Type: | Department |
Agency Name: | Admiralty Constabulary |
Jurisdiction: | Government of the United Kingdom |
Headquarters: | Admiralty Building Whitehall London |
Formed: | 1949 |
Dissolved: | 1971 |
Superseding: | Ministry of Defence Police |
Chief1 Name: | Chief Constable, Admiralty Constabulary |
Parent Agency: | Admiralty Navy Department (Ministry of Defence) |
The Admiralty Constabulary[1] was a police force in the United Kingdom formed under the Special Constables Act 1923. It was formed on 1 October 1949 by merging the Royal Marine Police and the Royal Marine Police Special Reserve (both policing dockyards since 1923) and the Admiralty Civil Police (previously policing naval hospitals).[2] That Admiralty Constabulary was in turn amalgamated with the Army Department Constabulary and the Air Force Department Constabulary in 1971 to form the Ministry of Defence Police.[3]
The constabulary can trace its history back to 1686 when the Royal Navy needed an organisation to prevent dockyard crime. So the Secretary to the Admiralty – Samuel Pepys, the diarist – formed a force of 'porters, rounders, warders and watchmen' to guard the naval yards. Porters identified and escorted visitors, rounders patrolled the yard, warders were responsible for the keys and backed up the porters at the gates, and the part-time watchmen guarded buildings and areas by night.[4]

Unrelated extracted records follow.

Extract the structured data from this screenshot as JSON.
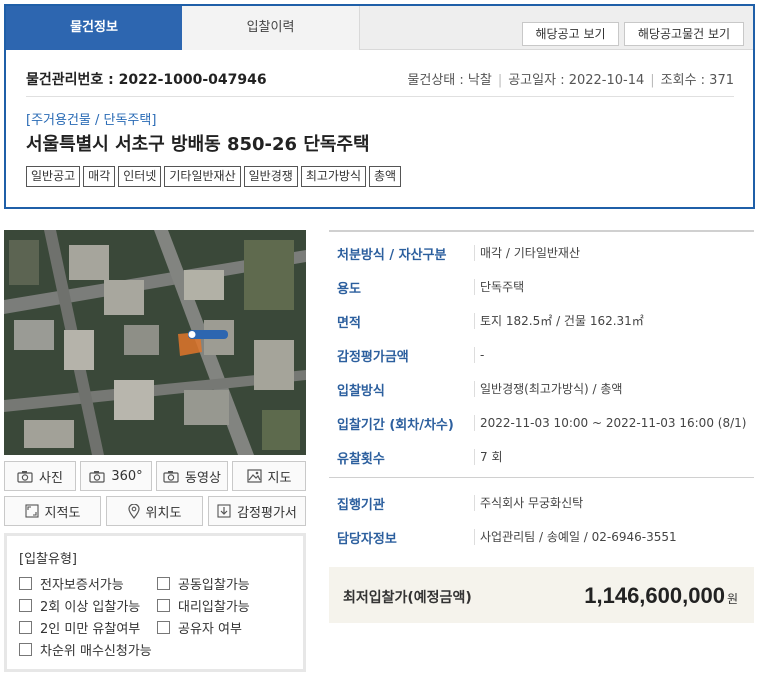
{
  "tabs": [
    {
      "label": "물건정보"
    },
    {
      "label": "입찰이력"
    }
  ],
  "top_buttons": {
    "notice": "해당공고 보기",
    "notice_items": "해당공고물건 보기"
  },
  "info": {
    "mgmt_no": "물건관리번호 : 2022-1000-047946",
    "status": "물건상태 : 낙찰",
    "notice_date": "공고일자 : 2022-10-14",
    "views": "조회수 : 371"
  },
  "category": "[주거용건물 / 단독주택]",
  "address": "서울특별시 서초구 방배동 850-26 단독주택",
  "tags": [
    "일반공고",
    "매각",
    "인터넷",
    "기타일반재산",
    "일반경쟁",
    "최고가방식",
    "총액"
  ],
  "media_buttons": {
    "photo": "사진",
    "view360": "360°",
    "video": "동영상",
    "map": "지도",
    "cadastral": "지적도",
    "location": "위치도",
    "appraisal": "감정평가서"
  },
  "bid_type": {
    "title": "[입찰유형]",
    "options": [
      "전자보증서가능",
      "공동입찰가능",
      "2회 이상 입찰가능",
      "대리입찰가능",
      "2인 미만 유찰여부",
      "공유자 여부",
      "차순위 매수신청가능"
    ]
  },
  "details": [
    {
      "label": "처분방식 / 자산구분",
      "value": "매각 / 기타일반재산"
    },
    {
      "label": "용도",
      "value": "단독주택"
    },
    {
      "label": "면적",
      "value": "토지 182.5㎡ / 건물 162.31㎡"
    },
    {
      "label": "감정평가금액",
      "value": "-"
    },
    {
      "label": "입찰방식",
      "value": "일반경쟁(최고가방식) / 총액"
    },
    {
      "label": "입찰기간 (회차/차수)",
      "value": "2022-11-03 10:00 ~ 2022-11-03 16:00 (8/1)"
    },
    {
      "label": "유찰횟수",
      "value": "7 회"
    },
    {
      "label": "집행기관",
      "value": "주식회사 무궁화신탁"
    },
    {
      "label": "담당자정보",
      "value": "사업관리팀 / 송예일 / 02-6946-3551"
    }
  ],
  "price": {
    "label": "최저입찰가(예정금액)",
    "value": "1,146,600,000",
    "unit": "원"
  },
  "colors": {
    "accent": "#2d66b0",
    "label_blue": "#2c5f9e",
    "price_bg": "#f5f3ec"
  }
}
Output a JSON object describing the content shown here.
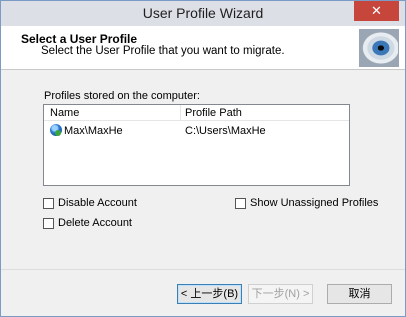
{
  "window": {
    "title": "User Profile Wizard",
    "close_glyph": "✕"
  },
  "header": {
    "title": "Select a User Profile",
    "subtitle": "Select the User Profile that you want to migrate.",
    "image_icon": "eye-image"
  },
  "profiles": {
    "caption": "Profiles stored on the computer:",
    "columns": [
      "Name",
      "Profile Path"
    ],
    "rows": [
      {
        "icon": "user-globe-icon",
        "name": "Max\\MaxHe",
        "path": "C:\\Users\\MaxHe"
      }
    ]
  },
  "options": {
    "disable_account": "Disable Account",
    "delete_account": "Delete Account",
    "show_unassigned": "Show Unassigned Profiles"
  },
  "buttons": {
    "back": "< 上一步(B)",
    "next": "下一步(N) >",
    "cancel": "取消"
  }
}
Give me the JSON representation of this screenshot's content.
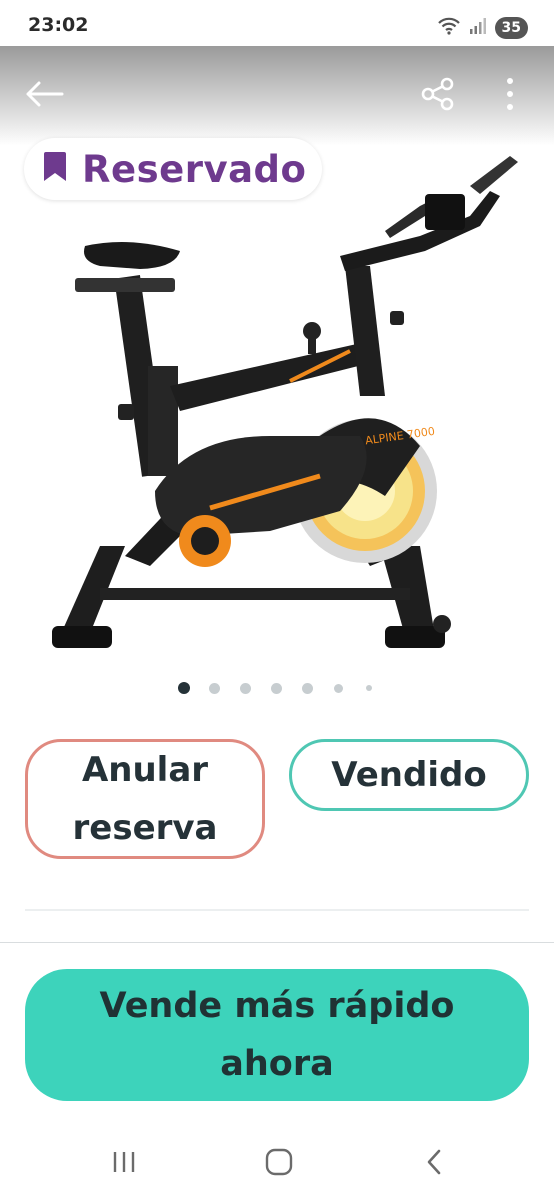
{
  "status_bar": {
    "time": "23:02",
    "battery": "35"
  },
  "product": {
    "status_badge": "Reservado",
    "image_icon": "exercise-bike",
    "image_count": 7,
    "current_image": 1
  },
  "actions": {
    "cancel_reservation_label": "Anular reserva",
    "sold_label": "Vendido"
  },
  "cta": {
    "label": "Vende más rápido ahora"
  },
  "colors": {
    "badge_text": "#6e3a8e",
    "cancel_border": "#e08a80",
    "sold_border": "#4fc7b3",
    "cta_background": "#3dd3bb",
    "bike_accent": "#f08a1c"
  }
}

In 1834 this force became the first dockyard police, with full police powers within the dockyards, and acting as policemen over offences committed by employees and naval personnel within a radius of five miles of the yard. Rewards for obtaining convictions quickly led to corruption, so the force was 'cleaned up' and then abolished. In 1860 dockyard divisions of the Metropolitan Police took over and senior naval officers became magistrates. From 1923 onwards the Metropolitan Police presence began to be replaced by Royal Marines appointed as special constables under the Special Constables Act 1923. No. 3 (Devonport) Division was the last of these six divisions to be pulled out, leaving in 1934, the year which also saw the formal formation of the Royal Marine Police.